Parents contend some donations violate state law

A group of parents filed a complaint yesterday with state campaign-finance officials, charging that an effort to dismantle bilingual education in Massachusetts received $98,000 in illegal, out-of-state contributions.

Fifteen parents from seven communities urged the state Office of Campaign and Political Finance to order the return of $98,000 received by English for the Children of Massachusetts. That group seeks to scrap Massachusetts’ 31-year-old bilingual-education law through a ballot question in November – an initiative spearheaded by Ron Unz, a Silicon Valley millionaire whose efforts to end bilingual education have passed in California and Arizona.

English for the Children of Massachusetts reported getting about $98,000 of its $271,000 in donations last year from English for the Children of California, which campaigned to end bilingual education in that state. But the parents say the contribution is illegal because Massachusetts law prohibits out-of-state political committees from soliciting money specifically for a Massachusetts ballot question.

The parents – all members of Leave No Child Behind, a pro-bilingual education group – wrote a letter asking the Office of Campaign and Political Finance to order the return of the $98,000. They say it is more proof that deep-pocketed, out-of-state interests are driving Unz’s effort to throw out bilingual education in Massachusetts. Unz himself loaned about $75,000 to the Massachusetts campaign, according to the most recent campaign-finance reports, which tracked donations made in 2001.

”Somebody from another state, who has no children in Massachusetts public schools and isn’t even a resident of the state, is bringing in outside money to influence a decision which proposes taking away all parental choice,” said Ingrid Nava of Roslindale, one of the parents who wrote to state officials.

But Unz says the law is on his side. Massachusetts does not permit out-of-state groups to solicit money specifically for local ballot initiatives, unless the groups register with the state. But state law does let such outside groups raise money for general purposes, then donate it to specific ballot campaigns.

Unz said that’s exactly what happened here. He said a Wall Street financier donated the money last summer for nationwide anti-bilingual education efforts. Then Unz decided to use the donations for his Massachusetts ballot initiative, which would place bilingual students in one-year English immersion classes. Currently, students can stay in bilingual education for three years, although many stay longer.

”I really think they’re better off talking about bilingual education than filing what seems to be a nuisance complaint,” Unz said.

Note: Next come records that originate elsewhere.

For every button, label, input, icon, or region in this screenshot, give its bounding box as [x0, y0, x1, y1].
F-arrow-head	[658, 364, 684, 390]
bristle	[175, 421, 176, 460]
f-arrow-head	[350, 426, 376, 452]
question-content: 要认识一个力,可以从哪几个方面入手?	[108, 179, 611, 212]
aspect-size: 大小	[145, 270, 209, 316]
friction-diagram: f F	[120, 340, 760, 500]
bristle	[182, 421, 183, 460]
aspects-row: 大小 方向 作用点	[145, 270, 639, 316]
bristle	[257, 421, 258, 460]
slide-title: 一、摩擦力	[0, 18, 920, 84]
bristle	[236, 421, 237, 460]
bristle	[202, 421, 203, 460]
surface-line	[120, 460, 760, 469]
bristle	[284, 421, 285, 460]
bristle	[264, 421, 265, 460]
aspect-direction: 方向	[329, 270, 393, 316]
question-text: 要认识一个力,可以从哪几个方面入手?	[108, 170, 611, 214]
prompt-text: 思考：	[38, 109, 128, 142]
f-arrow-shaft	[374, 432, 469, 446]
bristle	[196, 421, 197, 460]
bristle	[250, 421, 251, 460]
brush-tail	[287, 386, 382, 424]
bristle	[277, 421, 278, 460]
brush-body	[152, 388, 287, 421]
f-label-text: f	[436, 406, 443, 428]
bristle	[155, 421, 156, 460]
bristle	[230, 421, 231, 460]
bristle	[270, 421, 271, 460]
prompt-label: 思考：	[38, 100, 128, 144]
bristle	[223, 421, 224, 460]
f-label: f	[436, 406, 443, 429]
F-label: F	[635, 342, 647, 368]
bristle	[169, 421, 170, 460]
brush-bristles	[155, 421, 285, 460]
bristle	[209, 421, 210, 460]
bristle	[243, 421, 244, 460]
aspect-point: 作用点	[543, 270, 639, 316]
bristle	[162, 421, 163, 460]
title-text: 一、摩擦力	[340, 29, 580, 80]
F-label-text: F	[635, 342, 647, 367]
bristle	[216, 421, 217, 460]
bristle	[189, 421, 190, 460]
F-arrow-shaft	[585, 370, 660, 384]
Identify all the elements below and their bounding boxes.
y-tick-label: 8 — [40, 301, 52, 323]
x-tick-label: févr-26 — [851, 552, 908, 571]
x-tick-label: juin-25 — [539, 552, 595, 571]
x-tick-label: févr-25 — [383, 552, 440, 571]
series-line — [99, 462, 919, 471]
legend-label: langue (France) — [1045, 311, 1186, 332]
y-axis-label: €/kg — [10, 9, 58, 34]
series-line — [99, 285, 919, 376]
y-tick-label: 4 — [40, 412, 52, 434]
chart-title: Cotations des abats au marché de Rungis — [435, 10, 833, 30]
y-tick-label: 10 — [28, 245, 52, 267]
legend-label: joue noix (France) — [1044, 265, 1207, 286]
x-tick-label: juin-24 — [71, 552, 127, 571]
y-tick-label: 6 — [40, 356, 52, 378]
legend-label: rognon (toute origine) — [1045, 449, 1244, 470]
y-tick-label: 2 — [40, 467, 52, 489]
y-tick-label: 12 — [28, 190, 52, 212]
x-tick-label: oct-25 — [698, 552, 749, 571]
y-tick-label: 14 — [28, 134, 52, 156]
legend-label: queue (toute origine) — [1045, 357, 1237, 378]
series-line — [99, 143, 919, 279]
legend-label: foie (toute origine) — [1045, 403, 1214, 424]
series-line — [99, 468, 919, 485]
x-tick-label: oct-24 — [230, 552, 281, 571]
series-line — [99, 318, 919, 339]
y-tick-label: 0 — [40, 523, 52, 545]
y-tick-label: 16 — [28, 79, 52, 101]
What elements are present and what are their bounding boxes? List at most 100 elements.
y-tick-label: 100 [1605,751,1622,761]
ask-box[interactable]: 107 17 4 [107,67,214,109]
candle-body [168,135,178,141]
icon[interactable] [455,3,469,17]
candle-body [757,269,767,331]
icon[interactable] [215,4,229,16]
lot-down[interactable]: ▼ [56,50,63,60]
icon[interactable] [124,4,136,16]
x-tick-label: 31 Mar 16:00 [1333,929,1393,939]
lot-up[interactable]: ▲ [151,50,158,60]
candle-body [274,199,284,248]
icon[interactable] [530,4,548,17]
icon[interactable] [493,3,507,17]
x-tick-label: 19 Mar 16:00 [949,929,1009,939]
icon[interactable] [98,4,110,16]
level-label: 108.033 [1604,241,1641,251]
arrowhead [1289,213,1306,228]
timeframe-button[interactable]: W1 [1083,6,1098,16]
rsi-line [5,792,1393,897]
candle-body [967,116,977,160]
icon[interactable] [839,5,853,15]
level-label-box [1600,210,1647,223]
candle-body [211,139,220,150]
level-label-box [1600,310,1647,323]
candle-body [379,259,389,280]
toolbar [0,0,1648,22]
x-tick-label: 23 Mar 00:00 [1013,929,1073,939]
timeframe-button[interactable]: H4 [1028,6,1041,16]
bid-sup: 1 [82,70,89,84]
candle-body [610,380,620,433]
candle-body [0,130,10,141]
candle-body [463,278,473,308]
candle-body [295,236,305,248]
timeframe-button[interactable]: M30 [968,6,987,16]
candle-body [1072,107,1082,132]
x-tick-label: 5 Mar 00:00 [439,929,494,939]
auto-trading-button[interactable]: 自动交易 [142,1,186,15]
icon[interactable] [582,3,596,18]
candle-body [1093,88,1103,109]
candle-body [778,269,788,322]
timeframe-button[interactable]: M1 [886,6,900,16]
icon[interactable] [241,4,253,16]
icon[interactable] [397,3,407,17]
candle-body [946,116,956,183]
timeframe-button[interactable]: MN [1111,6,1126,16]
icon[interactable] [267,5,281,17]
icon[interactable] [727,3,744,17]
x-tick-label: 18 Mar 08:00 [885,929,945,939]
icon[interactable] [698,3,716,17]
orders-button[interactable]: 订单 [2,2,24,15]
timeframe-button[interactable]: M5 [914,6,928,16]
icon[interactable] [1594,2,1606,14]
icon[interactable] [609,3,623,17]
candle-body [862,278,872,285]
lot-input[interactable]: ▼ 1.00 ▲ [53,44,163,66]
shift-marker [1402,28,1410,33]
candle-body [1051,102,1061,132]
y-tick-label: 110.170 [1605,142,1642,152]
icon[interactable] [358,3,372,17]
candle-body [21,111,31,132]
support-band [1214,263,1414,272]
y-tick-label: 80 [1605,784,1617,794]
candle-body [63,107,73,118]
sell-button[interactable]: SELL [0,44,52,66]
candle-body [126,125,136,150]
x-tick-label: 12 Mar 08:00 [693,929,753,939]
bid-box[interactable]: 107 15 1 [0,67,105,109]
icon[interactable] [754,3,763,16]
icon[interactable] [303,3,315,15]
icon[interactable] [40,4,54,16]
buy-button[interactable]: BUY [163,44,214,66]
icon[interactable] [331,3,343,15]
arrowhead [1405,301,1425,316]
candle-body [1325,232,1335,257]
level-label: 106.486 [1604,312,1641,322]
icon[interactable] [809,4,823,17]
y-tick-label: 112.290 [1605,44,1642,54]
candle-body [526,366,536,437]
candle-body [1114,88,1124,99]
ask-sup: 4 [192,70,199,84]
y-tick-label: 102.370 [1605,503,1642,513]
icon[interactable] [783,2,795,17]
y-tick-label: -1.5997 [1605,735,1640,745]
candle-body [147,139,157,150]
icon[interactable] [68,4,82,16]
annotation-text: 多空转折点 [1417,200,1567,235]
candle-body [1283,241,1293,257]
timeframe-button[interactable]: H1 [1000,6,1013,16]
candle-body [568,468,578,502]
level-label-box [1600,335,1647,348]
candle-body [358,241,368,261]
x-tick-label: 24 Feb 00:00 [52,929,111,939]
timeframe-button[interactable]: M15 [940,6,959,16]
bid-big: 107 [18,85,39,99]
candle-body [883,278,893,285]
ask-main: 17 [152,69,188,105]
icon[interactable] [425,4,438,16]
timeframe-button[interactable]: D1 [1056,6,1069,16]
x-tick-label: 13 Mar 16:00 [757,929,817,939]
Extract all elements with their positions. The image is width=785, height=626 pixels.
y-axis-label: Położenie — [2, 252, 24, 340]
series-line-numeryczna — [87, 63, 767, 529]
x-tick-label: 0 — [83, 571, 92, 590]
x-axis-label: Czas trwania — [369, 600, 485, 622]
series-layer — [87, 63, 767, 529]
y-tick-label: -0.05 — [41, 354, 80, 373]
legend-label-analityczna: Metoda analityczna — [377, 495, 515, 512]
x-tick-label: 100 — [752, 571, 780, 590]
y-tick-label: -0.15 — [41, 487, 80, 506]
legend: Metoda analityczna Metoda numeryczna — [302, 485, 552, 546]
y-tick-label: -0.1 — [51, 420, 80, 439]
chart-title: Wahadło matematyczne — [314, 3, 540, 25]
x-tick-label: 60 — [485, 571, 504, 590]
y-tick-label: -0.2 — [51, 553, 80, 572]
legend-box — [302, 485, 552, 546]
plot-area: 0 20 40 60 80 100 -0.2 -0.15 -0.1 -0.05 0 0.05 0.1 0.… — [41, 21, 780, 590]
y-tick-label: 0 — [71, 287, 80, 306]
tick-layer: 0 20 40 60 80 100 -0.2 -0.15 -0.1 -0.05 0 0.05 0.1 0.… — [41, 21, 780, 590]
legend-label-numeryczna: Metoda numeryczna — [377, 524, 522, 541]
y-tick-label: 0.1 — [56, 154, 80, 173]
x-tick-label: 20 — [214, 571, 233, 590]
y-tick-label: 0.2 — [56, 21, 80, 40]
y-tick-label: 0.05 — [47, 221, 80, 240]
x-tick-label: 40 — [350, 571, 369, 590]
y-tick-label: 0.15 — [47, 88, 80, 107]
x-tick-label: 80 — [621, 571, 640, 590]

The state Office of Campaign and Political Finance does not comment on receiving or investigating specific complaints, said spokesman Denis Kennedy.

In this case, the office noticed the out-of-state contribution in February and asked Unz’s Massachusetts campaign to clarify whether the $98,000 was raised specifically for the ballot question. The campaign’s treasurer, though, responded that English for the Children of California did not solicit money just for Massachusetts’ ballot initiative.

That doesn’t mollify Unz’s opponents: They say the millionaire has referred to the Massachusetts ballot question in letters e-mailed weekly around the country and is soliciting donations through his Web site.

”This is a campaign being run out of California … it’s a front,” said Jenni Lopez of the group Leave No Child Behind. ”These parents feel it is totally, wholly unfair for this person to take these kinds of actions.”